一般講演(口頭発表) D1-05 (Oral presentation)

移動速度と視力の関係: Leuckart's Lawの理論的研究

*里居伸祐, 巌佐庸(九大・理)

脊椎動物における眼の進化は様々な要因に影響を受けていると言われているが、その中の1つに生物の移動速度がある。移動速度の速い生物は、障害物回避や餌の取得の際より遠くから対象物を認識する必要があるため、比較的高い視覚の能力をもつと考えられる。大きなサイズの眼をもつことは視覚能力の向上につながるため、移動速度の速い生物は大きな眼をもつと考えられ、この法則はLeuckart's Lawと呼ばれている。近年この法則について実際に眼の大きさと移動速度を測定して確かめた研究がなされた。Hall and Heesy(2011)は鳥類の飛行速度について測定を行い、眼の大きさと飛行速度には正の相関は見られないとした。また、Heard-Booth and Kirk(2012)は哺乳類の最大速度について測定を行い、眼の大きさと飛行速度には正の相関が見られるとした。上記のように、Leuckart's Lawが実際に正しいかどうかは見解の一致を得ておらず、どのような条件で成り立つのかなどはまだわかっていない。

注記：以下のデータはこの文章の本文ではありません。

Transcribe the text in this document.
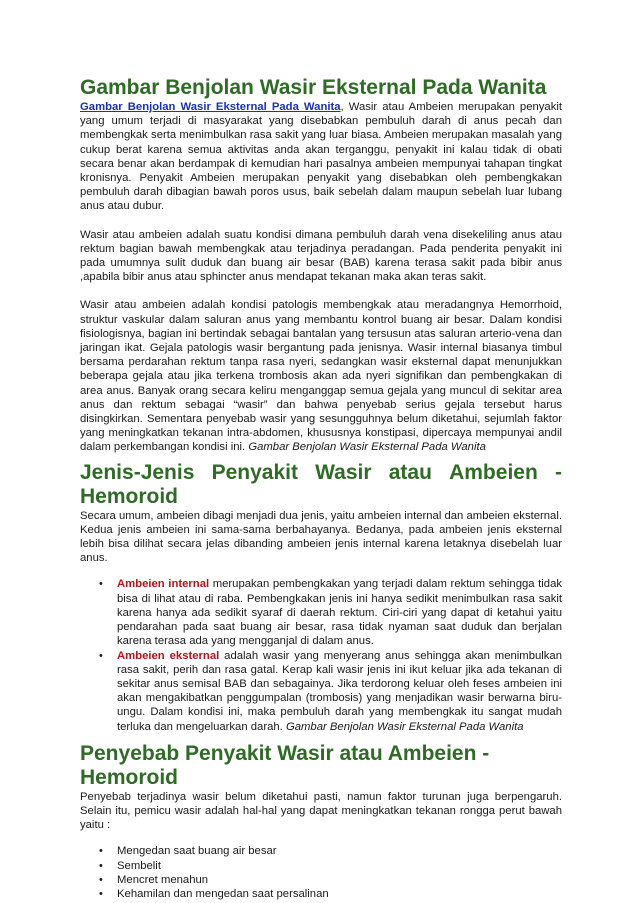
Gambar Benjolan Wasir Eksternal Pada Wanita

Gambar Benjolan Wasir Eksternal Pada Wanita, Wasir atau Ambeien merupakan penyakit yang umum terjadi di masyarakat yang disebabkan pembuluh darah di anus pecah dan membengkak serta menimbulkan rasa sakit yang luar biasa. Ambeien merupakan masalah yang cukup berat karena semua aktivitas anda akan terganggu, penyakit ini kalau tidak di obati secara benar akan berdampak di kemudian hari pasalnya ambeien mempunyai tahapan tingkat kronisnya. Penyakit Ambeien merupakan penyakit yang disebabkan oleh pembengkakan pembuluh darah dibagian bawah poros usus, baik sebelah dalam maupun sebelah luar lubang anus atau dubur.

Wasir atau ambeien adalah suatu kondisi dimana pembuluh darah vena disekeliling anus atau rektum bagian bawah membengkak atau terjadinya peradangan. Pada penderita penyakit ini pada umumnya sulit duduk dan buang air besar (BAB) karena terasa sakit pada bibir anus ,apabila bibir anus atau sphincter anus mendapat tekanan maka akan teras sakit.

Wasir atau ambeien adalah kondisi patologis membengkak atau meradangnya Hemorrhoid, struktur vaskular dalam saluran anus yang membantu kontrol buang air besar. Dalam kondisi fisiologisnya, bagian ini bertindak sebagai bantalan yang tersusun atas saluran arterio-vena dan jaringan ikat. Gejala patologis wasir bergantung pada jenisnya. Wasir internal biasanya timbul bersama perdarahan rektum tanpa rasa nyeri, sedangkan wasir eksternal dapat menunjukkan beberapa gejala atau jika terkena trombosis akan ada nyeri signifikan dan pembengkakan di area anus. Banyak orang secara keliru menganggap semua gejala yang muncul di sekitar area anus dan rektum sebagai “wasir” dan bahwa penyebab serius gejala tersebut harus disingkirkan. Sementara penyebab wasir yang sesungguhnya belum diketahui, sejumlah faktor yang meningkatkan tekanan intra-abdomen, khususnya konstipasi, dipercaya mempunyai andil dalam perkembangan kondisi ini. Gambar Benjolan Wasir Eksternal Pada Wanita

Jenis-Jenis Penyakit Wasir atau Ambeien -
Hemoroid

Secara umum, ambeien dibagi menjadi dua jenis, yaitu ambeien internal dan ambeien eksternal. Kedua jenis ambeien ini sama-sama berbahayanya. Bedanya, pada ambeien jenis eksternal lebih bisa dilihat secara jelas dibanding ambeien jenis internal karena letaknya disebelah luar anus.

• Ambeien internal merupakan pembengkakan yang terjadi dalam rektum sehingga tidak bisa di lihat atau di raba. Pembengkakan jenis ini hanya sedikit menimbulkan rasa sakit karena hanya ada sedikit syaraf di daerah rektum. Ciri-ciri yang dapat di ketahui yaitu pendarahan pada saat buang air besar, rasa tidak nyaman saat duduk dan berjalan karena terasa ada yang mengganjal di dalam anus.
• Ambeien eksternal adalah wasir yang menyerang anus sehingga akan menimbulkan rasa sakit, perih dan rasa gatal. Kerap kali wasir jenis ini ikut keluar jika ada tekanan di sekitar anus semisal BAB dan sebagainya. Jika terdorong keluar oleh feses ambeien ini akan mengakibatkan penggumpalan (trombosis) yang menjadikan wasir berwarna biru-ungu. Dalam kondisi ini, maka pembuluh darah yang membengkak itu sangat mudah terluka dan mengeluarkan darah. Gambar Benjolan Wasir Eksternal Pada Wanita
Penyebab Penyakit Wasir atau Ambeien - Hemoroid

Penyebab terjadinya wasir belum diketahui pasti, namun faktor turunan juga berpengaruh. Selain itu, pemicu wasir adalah hal-hal yang dapat meningkatkan tekanan rongga perut bawah yaitu :

• Mengedan saat buang air besar
• Sembelit
• Mencret menahun
• Kehamilan dan mengedan saat persalinan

本研究では、障害物量や餌の量に着目し、Leuckart's lawがどのような条件で成立するのかを調べるため、計算機シミュレーションを行った。具体的には、障害物の量や餌の量の異なる様々な環境下で、移動速度や見える距離をパラメータとしてもつ生物を動かし、衝突回数や餌の獲得量の振る舞いを調べた。その結果、採餌に関しても障害物回避に関しても、同一の障害物量、餌量環境の生物であれば、移動速度が速ければより高い視覚能力をもつだろうというLeuckart's Lawと同じ傾向が見られた。しかし、障害物量、餌量環境の異なる生物では、単純にLeuckart's Lawは成立せず、移動速度の速い生物がより小さな視覚能力をもつことも起こりうるということがわかった。